Life and career changes pushed me closer. I published my books, made friends in LA, and the slow burn love affair with the city grew into a bonfire. At the right place and time, an opportunity opened for me to move, and I took it. Three months later, here I am.
I moved into a room in Santa Monica in a quiet neighborhood, full of bicycles, kids, dogs, birds, and avenues of tall, gorgeous trees. I will spend half of every week here for the time being, taking a train between LA and San Diego. My foothold will open doors to the many job opportunities in LA. But already I feel a sense of belonging here.
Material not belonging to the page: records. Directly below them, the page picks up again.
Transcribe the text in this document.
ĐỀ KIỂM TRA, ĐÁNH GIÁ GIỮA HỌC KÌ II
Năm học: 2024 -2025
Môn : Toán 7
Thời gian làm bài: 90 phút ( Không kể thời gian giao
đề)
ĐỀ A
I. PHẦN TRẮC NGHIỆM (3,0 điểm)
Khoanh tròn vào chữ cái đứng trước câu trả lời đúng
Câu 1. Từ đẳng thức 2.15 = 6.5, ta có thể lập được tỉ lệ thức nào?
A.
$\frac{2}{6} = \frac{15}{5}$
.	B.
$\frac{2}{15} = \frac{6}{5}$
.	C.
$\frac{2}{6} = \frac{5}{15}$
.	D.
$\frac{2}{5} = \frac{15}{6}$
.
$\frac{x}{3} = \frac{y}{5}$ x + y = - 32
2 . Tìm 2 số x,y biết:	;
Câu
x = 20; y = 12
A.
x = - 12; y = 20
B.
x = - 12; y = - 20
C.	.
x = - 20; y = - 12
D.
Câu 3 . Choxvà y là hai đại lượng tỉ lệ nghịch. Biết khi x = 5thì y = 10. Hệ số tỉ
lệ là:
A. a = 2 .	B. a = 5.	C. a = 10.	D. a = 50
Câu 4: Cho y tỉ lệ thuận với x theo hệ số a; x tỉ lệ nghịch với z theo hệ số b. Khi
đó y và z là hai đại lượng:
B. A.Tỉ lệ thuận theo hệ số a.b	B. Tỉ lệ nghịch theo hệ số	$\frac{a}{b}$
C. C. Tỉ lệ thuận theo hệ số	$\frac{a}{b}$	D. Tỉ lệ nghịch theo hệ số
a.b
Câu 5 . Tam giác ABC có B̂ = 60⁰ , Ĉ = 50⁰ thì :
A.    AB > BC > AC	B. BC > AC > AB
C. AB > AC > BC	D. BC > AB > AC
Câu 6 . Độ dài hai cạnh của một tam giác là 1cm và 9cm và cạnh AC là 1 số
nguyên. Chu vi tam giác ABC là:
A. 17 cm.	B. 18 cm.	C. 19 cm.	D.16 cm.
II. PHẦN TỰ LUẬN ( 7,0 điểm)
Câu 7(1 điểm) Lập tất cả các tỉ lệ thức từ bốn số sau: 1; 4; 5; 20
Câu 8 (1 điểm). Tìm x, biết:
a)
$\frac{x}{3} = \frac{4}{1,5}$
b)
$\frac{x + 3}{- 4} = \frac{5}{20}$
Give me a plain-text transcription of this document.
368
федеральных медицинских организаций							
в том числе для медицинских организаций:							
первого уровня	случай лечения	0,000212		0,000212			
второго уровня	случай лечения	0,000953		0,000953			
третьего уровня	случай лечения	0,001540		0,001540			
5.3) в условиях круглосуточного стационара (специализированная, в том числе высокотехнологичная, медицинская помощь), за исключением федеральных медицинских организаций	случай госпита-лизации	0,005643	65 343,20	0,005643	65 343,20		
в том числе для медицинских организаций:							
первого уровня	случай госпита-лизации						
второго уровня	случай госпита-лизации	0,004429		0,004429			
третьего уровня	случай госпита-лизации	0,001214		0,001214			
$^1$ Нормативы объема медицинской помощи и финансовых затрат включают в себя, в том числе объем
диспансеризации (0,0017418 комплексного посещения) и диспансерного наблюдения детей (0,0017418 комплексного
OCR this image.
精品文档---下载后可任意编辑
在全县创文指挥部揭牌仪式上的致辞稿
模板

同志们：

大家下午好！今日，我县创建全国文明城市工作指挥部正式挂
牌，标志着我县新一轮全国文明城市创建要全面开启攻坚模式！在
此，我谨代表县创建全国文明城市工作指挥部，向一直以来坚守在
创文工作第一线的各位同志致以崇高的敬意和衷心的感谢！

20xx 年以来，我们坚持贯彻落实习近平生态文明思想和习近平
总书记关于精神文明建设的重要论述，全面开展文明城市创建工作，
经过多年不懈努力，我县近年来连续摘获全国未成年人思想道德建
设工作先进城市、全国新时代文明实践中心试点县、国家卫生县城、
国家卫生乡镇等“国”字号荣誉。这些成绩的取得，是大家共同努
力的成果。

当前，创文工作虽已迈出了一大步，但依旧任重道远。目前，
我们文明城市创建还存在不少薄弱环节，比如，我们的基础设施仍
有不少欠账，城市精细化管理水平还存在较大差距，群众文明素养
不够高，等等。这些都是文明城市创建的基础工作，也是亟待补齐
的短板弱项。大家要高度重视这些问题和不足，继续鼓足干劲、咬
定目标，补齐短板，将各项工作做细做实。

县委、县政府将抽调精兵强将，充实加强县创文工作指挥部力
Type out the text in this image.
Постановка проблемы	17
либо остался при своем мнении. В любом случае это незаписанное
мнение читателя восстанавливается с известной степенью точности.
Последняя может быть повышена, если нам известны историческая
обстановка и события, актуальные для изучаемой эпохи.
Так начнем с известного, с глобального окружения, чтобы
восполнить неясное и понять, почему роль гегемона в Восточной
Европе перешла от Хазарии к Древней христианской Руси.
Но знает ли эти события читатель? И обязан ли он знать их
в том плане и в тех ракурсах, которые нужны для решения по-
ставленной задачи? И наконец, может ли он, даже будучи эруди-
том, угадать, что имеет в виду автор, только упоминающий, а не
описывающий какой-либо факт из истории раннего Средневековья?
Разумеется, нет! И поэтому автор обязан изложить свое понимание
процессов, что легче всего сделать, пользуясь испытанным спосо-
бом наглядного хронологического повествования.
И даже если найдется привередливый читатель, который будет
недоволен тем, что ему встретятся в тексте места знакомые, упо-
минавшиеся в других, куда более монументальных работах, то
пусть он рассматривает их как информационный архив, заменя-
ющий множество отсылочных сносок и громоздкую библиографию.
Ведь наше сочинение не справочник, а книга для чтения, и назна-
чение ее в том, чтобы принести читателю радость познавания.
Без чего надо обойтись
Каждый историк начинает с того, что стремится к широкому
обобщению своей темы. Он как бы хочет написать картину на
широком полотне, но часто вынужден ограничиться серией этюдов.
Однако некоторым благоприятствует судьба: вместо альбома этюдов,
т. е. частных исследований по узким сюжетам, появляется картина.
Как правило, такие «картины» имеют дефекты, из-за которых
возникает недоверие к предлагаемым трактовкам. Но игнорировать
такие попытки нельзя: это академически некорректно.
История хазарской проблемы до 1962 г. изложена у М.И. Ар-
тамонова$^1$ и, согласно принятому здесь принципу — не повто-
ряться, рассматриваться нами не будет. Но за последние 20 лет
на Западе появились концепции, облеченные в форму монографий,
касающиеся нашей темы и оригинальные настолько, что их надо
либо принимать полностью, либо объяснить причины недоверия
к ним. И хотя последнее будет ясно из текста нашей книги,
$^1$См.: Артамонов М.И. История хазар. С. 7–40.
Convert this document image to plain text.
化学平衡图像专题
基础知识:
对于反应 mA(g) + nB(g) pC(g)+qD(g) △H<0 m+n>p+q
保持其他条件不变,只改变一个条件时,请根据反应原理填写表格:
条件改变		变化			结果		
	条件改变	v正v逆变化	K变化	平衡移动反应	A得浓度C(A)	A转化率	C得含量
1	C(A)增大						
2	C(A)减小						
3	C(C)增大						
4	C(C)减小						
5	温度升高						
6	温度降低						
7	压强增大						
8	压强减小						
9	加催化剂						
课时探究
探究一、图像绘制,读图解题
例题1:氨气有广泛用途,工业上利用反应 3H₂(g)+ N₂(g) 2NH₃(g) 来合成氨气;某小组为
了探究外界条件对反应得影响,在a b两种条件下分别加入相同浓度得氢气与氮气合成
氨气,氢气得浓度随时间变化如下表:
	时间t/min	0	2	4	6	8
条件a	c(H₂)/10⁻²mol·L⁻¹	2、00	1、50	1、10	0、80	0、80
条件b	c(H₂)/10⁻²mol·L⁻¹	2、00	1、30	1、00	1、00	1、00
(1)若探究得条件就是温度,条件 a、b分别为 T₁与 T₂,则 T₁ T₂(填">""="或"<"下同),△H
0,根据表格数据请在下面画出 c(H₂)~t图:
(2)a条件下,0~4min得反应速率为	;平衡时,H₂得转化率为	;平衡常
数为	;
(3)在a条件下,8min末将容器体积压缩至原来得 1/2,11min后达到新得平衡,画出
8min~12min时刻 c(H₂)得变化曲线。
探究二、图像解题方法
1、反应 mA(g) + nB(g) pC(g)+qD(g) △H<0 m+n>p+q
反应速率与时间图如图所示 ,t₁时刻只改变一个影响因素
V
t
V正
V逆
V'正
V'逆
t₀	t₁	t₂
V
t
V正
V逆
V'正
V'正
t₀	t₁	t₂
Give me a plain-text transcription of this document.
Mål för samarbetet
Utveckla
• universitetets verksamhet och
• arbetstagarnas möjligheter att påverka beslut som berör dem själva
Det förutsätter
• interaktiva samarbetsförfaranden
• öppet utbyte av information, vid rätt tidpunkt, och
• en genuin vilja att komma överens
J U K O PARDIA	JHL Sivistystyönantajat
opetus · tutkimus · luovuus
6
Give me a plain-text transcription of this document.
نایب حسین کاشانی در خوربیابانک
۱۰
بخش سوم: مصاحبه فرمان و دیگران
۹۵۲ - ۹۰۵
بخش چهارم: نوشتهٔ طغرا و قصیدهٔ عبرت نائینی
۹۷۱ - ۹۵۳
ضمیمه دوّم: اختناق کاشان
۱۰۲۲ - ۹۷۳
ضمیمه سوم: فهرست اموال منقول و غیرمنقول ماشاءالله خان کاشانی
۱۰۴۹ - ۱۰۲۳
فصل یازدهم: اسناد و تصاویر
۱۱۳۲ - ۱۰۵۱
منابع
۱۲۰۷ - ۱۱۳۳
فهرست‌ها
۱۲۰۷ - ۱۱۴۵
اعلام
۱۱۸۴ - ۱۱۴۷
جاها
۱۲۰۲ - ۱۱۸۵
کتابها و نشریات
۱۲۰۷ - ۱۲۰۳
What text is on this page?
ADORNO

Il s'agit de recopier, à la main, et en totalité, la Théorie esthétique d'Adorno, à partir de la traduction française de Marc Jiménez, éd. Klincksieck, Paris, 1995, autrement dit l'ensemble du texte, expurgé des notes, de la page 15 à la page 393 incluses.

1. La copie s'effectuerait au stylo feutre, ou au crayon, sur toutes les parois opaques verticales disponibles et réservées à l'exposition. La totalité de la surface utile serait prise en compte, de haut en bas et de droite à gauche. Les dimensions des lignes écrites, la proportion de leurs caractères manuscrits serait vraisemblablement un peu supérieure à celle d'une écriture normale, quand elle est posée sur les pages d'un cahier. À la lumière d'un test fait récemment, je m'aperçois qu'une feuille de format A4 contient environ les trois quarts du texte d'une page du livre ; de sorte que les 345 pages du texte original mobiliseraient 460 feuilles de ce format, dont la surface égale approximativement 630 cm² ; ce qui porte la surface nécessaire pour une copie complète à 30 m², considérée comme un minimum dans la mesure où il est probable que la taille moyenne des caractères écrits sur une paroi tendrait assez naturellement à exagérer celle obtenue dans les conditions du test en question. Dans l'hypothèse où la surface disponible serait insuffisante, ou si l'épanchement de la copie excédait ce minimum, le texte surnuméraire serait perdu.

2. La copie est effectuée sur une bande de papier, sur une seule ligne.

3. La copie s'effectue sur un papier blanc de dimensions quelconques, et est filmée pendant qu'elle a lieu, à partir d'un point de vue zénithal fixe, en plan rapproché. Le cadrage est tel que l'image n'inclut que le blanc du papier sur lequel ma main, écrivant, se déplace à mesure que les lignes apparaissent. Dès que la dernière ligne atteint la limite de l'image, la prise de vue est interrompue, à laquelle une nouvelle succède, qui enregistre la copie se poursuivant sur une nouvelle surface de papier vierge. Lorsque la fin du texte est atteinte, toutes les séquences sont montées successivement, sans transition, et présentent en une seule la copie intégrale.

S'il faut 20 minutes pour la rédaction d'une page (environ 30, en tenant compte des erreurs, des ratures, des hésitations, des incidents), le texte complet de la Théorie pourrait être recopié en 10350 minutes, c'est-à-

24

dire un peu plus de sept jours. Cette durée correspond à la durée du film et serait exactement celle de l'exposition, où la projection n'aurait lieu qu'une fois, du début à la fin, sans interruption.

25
In the past 4 days, I have walked over 20 miles. In short order, I got a library card, a bus pass, groceries, and then I explored. I slept better than I had in years. I didn’t realize how much I needed quiet streets, quieter nights, birds in hedges, the sound of leaves dropping, and friendly, creative people everywhere around me. Sometimes I’ll hear a light plane fly over from the local airport. I even like that sound.
And I’ve not been to the beach once since I moved! My plan is to go after the weather cools, on a weekday morning, and then I’ll see the pier and its iconic Ferris wheel.
While I’m still freelancing, I have applied to jobs every day for over three months. Now that I’m here, I am in a better position to work locally. Meanwhile, I will be working on Book Three revisions, a dark fantasy novel to submit to agents, short stories, and at last, screenwriting. I might even help with others’ films and go to some casting calls.
It’s been a long and interesting path to get here. While it still feels a little surreal to be here, it also feels so appropriate and present as well. It’s a new adventure, the right adventure…and the write adventure.